Slip Fit Diameter Guide
Why Slip Fit Matters
A slip fit lets one cylindrical part slide into another with controlled clearance. It is common in pins, bushings, gauges, pulleys, and serviceable assemblies. The goal is simple. The hole must stay larger than the shaft under normal conditions. Yet the gap must not become so large that alignment, vibration, or wear becomes unacceptable.
Key Inputs
This calculator uses a nominal diameter, hole deviations, shaft deviations, and optional thermal data. Lower and upper deviations describe the smallest and largest permitted part size. They may come from a drawing, shop standard, gauge report, or design note. Enter positive values when a limit is above nominal. Enter negative values when it is below nominal.
Clearance Meaning
Minimum clearance is the tightest possible gap. It uses the smallest hole and largest shaft. Maximum clearance is the loosest possible gap. It uses the largest hole and smallest shaft. Mean clearance gives a practical center value. Clearance spread shows total variation caused by both part tolerances.
Thermal Review
Temperature can change slip behavior. A warmer hole expands. A warmer shaft also expands. When the shaft grows more than the hole, clearance drops. When the hole grows more, clearance rises.
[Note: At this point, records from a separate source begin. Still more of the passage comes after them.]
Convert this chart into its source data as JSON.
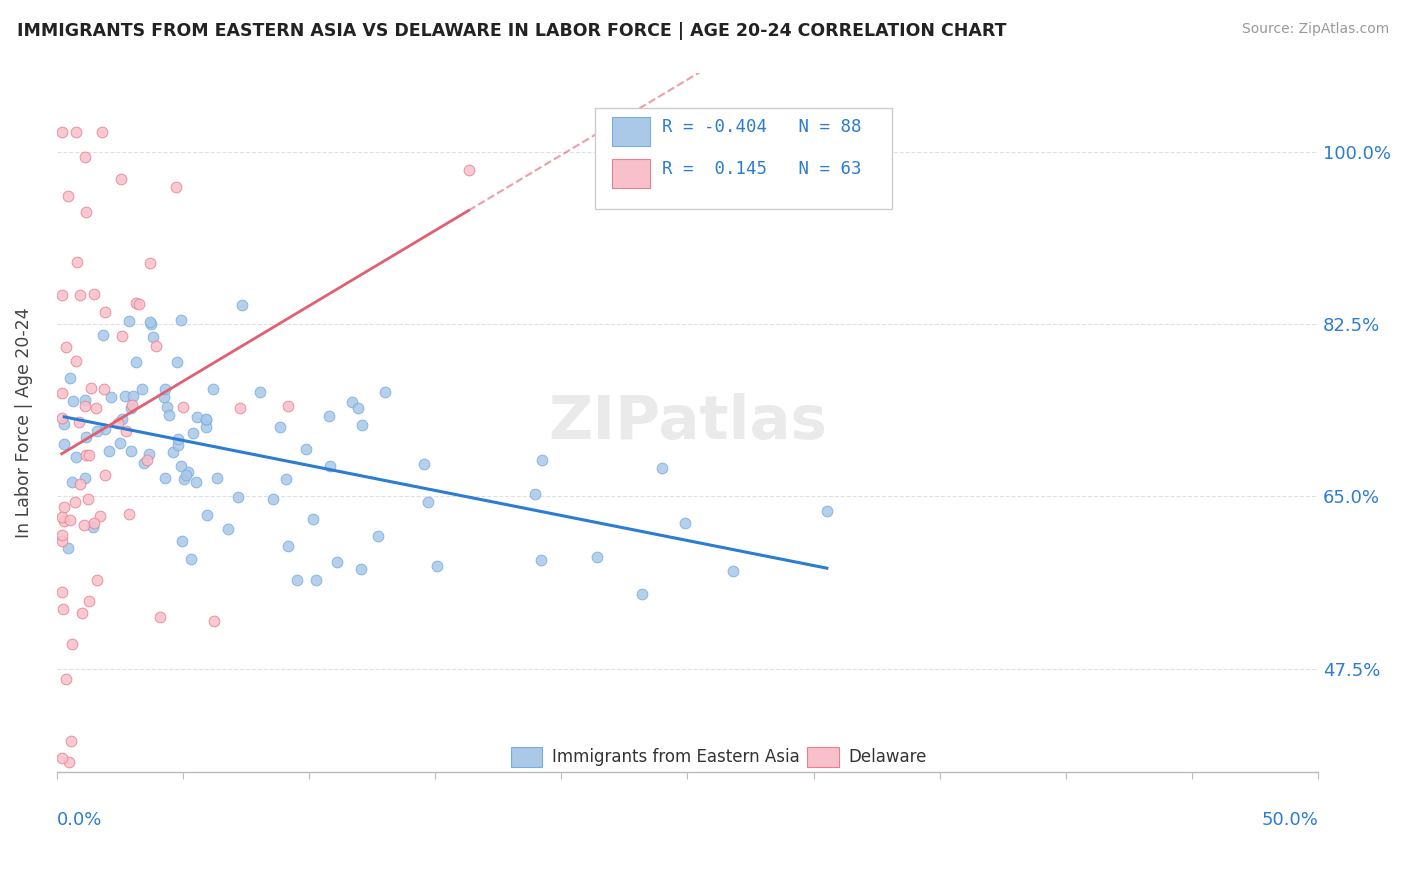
{
  "title": "IMMIGRANTS FROM EASTERN ASIA VS DELAWARE IN LABOR FORCE | AGE 20-24 CORRELATION CHART",
  "source": "Source: ZipAtlas.com",
  "ylabel": "In Labor Force | Age 20-24",
  "right_ytick_labels": [
    "47.5%",
    "65.0%",
    "82.5%",
    "100.0%"
  ],
  "right_ytick_vals": [
    0.475,
    0.65,
    0.825,
    1.0
  ],
  "xlim": [
    0.0,
    0.5
  ],
  "ylim": [
    0.37,
    1.08
  ],
  "blue_color": "#aac8e8",
  "blue_edge": "#7aade0",
  "blue_line_color": "#2b7cd3",
  "pink_color": "#f8c0cb",
  "pink_edge": "#e88090",
  "pink_line_color": "#e06070",
  "watermark": "ZIPatlas",
  "legend_R_blue": "R = -0.404",
  "legend_N_blue": "N = 88",
  "legend_R_pink": "R =  0.145",
  "legend_N_pink": "N = 63",
  "legend_text_color": "#2b7cd3",
  "background_color": "#ffffff",
  "grid_color": "#dddddd",
  "axis_label_color": "#2b7cd3",
  "title_color": "#222222",
  "source_color": "#999999"
}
The thermal section estimates this change from expansion coefficient and temperature difference. It is useful for pressroom, engine, mold, and outdoor equipment checks.
Design Notes
A good slip fit is not only a number. Surface finish, roundness, coating, plating, burrs, lubrication, and measuring method matter. Very small clearance may feel smooth in clean test parts, but it can bind after coating or dirt. Very large clearance may assemble easily, yet reduce concentricity. Use this tool for planning, review, and comparison. Final production limits should follow your drawing, standard, and inspection method.
Practical Workflow
Start with the nominal size. Add known hole and shaft deviations. Check minimum clearance first. If it is negative, the fit may jam or become a transition fit. Check maximum clearance next. If it is excessive, tighten one tolerance band or change the target clearance. Export the table for records, purchase notes, or quality review. Save each run with units and assumptions, so later audits can trace every tolerance choice without repeating manual calculations again.